Lord Browne highlights how Childcare Bill fails one-earner families

The Second Reading of the Childcare Bill took place on Tuesday.  Lord Browne of Belmont set out the growing public concern that the childcare provisions in the Bill – which are restricted only to two-earner families – constitute the latest in a long line of developments that disadvantage one-earner families.   Quoting CARE and other concerned organisations, he said that one could be forgiven for thinking there is a concerted strategy on the part of government to pressure families where one parent stays home to look after the children, to become two-earner families.

Lord Browne was joined by the Lord Bishop of Durham and Lord True in asking the question: who is at the heart of the policy?  Is it the right of the parent to work or the right of the child not to be placed in a position where, as a result of government policy, it is more likely that rather than being looked after by their own parents during the critical early years of 1 to 3, they are instead sent to nurseries.  Many stay at home parents have made it clear that they do not want to be in paid employment while their children are young, leading to questions over whether the real issue is not the right of the parent to be in paid employment, but rather the desire of the Government that they should in order to provide a short boost to GDP figures.

The Lord Bishop of Durham cited two mothers who had contacted him about the Bill:

One said:  “My concern about the new Child Care Bill is that we are going further down the road of putting pressure on parents and mothers in particular to be valued as economic units rather than having the most important role of parenting their children valued.  I did take a break from employment when my children were young and I am very pleased I was in a position to do so although it was to mine and my family’s financial detriment; the value of it to my children’s well being cannot be measured”.

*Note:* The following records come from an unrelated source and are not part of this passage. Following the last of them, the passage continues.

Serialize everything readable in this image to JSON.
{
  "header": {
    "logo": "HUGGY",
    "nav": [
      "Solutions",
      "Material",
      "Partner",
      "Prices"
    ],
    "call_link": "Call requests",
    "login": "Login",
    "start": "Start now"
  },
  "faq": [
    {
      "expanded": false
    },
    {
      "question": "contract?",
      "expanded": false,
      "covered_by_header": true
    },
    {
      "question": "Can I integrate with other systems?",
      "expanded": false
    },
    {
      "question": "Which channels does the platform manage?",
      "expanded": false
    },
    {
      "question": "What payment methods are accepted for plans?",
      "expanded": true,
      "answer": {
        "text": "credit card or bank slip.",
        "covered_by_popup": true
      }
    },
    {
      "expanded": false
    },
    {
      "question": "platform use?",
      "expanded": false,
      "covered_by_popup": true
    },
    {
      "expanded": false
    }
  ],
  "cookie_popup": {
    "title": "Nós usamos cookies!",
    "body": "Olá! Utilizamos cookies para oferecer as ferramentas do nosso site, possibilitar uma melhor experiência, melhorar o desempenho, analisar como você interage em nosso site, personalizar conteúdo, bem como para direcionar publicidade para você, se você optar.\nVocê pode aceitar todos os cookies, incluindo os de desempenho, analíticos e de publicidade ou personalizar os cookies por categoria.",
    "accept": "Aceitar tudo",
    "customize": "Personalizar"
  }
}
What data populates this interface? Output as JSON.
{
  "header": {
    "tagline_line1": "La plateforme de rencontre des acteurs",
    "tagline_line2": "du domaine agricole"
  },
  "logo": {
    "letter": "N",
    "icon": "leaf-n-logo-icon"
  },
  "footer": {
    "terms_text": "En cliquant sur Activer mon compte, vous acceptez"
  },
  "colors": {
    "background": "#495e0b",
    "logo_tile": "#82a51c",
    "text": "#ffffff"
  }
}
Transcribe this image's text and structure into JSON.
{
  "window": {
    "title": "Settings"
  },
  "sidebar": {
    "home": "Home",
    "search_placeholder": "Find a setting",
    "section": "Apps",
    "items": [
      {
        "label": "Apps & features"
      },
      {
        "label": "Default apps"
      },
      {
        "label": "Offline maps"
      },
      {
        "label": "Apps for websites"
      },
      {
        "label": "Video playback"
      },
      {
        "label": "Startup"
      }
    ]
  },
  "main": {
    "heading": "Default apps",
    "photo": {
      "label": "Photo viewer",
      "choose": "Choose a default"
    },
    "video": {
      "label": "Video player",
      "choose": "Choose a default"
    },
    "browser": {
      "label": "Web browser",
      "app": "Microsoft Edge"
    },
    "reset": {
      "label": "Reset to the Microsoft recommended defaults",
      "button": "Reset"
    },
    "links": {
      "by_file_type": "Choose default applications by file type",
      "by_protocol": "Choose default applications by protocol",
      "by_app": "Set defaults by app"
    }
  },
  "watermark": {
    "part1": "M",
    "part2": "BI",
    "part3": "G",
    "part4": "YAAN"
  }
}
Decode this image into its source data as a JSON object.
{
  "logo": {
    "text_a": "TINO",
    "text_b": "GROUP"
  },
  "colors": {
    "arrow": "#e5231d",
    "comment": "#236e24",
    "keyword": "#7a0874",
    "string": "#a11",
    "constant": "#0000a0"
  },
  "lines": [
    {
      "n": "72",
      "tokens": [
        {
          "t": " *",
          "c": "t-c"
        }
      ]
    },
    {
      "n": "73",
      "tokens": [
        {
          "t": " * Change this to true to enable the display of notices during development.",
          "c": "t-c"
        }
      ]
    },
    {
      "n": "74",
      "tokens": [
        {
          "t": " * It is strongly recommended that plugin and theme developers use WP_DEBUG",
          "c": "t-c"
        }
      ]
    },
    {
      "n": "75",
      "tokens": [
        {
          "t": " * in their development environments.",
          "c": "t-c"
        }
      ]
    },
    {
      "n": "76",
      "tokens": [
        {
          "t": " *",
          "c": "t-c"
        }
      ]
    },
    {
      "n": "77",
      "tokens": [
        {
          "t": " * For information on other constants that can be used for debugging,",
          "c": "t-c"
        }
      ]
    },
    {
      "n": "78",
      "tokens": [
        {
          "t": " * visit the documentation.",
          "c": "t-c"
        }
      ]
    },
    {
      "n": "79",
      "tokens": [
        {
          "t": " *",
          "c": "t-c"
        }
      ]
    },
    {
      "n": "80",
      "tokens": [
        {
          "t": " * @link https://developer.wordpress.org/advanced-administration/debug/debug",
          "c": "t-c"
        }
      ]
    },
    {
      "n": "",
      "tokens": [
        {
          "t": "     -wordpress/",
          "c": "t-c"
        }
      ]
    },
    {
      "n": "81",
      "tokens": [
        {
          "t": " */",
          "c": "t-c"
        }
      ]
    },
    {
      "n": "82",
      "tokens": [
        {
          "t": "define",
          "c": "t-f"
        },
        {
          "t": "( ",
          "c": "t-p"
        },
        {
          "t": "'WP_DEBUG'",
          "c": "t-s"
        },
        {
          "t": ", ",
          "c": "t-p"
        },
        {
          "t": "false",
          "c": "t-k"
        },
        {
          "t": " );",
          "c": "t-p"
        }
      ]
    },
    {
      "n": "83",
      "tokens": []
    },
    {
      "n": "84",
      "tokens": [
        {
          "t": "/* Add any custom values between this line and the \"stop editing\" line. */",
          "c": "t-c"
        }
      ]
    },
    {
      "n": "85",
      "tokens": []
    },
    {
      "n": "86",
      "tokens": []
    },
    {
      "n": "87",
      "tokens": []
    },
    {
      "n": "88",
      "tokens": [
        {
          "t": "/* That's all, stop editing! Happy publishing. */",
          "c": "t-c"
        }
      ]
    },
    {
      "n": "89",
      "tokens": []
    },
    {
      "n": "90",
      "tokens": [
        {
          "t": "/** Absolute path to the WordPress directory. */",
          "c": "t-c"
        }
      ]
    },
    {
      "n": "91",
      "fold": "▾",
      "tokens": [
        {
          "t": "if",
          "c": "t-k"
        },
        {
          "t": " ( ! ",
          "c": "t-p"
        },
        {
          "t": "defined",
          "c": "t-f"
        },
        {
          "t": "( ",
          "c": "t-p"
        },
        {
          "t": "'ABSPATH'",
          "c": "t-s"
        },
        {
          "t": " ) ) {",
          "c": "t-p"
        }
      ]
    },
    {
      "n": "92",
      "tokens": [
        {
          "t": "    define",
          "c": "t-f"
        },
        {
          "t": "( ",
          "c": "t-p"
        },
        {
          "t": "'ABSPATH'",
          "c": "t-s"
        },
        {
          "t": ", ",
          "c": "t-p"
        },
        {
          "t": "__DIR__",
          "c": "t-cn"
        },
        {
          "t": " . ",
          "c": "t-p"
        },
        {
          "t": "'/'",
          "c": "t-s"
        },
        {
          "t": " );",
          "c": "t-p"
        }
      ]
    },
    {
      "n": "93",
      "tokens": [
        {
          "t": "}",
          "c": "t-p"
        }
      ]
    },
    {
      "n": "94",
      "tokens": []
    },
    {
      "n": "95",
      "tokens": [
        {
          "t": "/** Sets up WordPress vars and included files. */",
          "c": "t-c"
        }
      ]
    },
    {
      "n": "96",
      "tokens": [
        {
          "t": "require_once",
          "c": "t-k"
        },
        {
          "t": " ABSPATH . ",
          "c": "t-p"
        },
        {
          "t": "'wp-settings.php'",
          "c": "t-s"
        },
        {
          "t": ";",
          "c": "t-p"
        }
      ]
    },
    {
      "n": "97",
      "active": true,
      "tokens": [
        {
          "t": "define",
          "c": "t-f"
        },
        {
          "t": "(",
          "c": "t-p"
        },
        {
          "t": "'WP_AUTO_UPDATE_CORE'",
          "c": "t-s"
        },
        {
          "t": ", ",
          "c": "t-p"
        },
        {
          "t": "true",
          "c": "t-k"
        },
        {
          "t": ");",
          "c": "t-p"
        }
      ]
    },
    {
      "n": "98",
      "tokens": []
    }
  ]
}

The other said: ‘I am increasingly concerned about the promotion of childcare as it is giving the implicit and not so implicit message that it is better to put your child in childcare and go out to work than stay at home and look after your own children. I would far rather be advocating looking at why the cost of living is so high ie housing crisis etc. which forces people out to work. I’ve had parents ‘apologising’ about their desire to stay at home—as if it’s a sin. I really wonder what kind of society we will have in the next 20 or 30 years if this push for more childcare continues unabated. I feel like the 0-3 year olds in this nation should not be ‘robbed’ of the opportunity to be cared for by their own parents and more could be done to make this possible. They are vulnerable members of our society who seem to have no voice”.

CARE contends that hardworking families are not just those where parents put their children in nurseries from an early age so they can both be in paid employment. Employment is not the only measure of hard work.  Families where one parent is in paid work and the second salary is sacrificed so the other parent can invest in the development of their children work equally hard and make an equally valid contribution to society which must also be recognised.

Lord Browne asked the Minister to explain what new offsetting proposals the Government had to help one-earner couple families but sadly a credible answer was not forthcoming.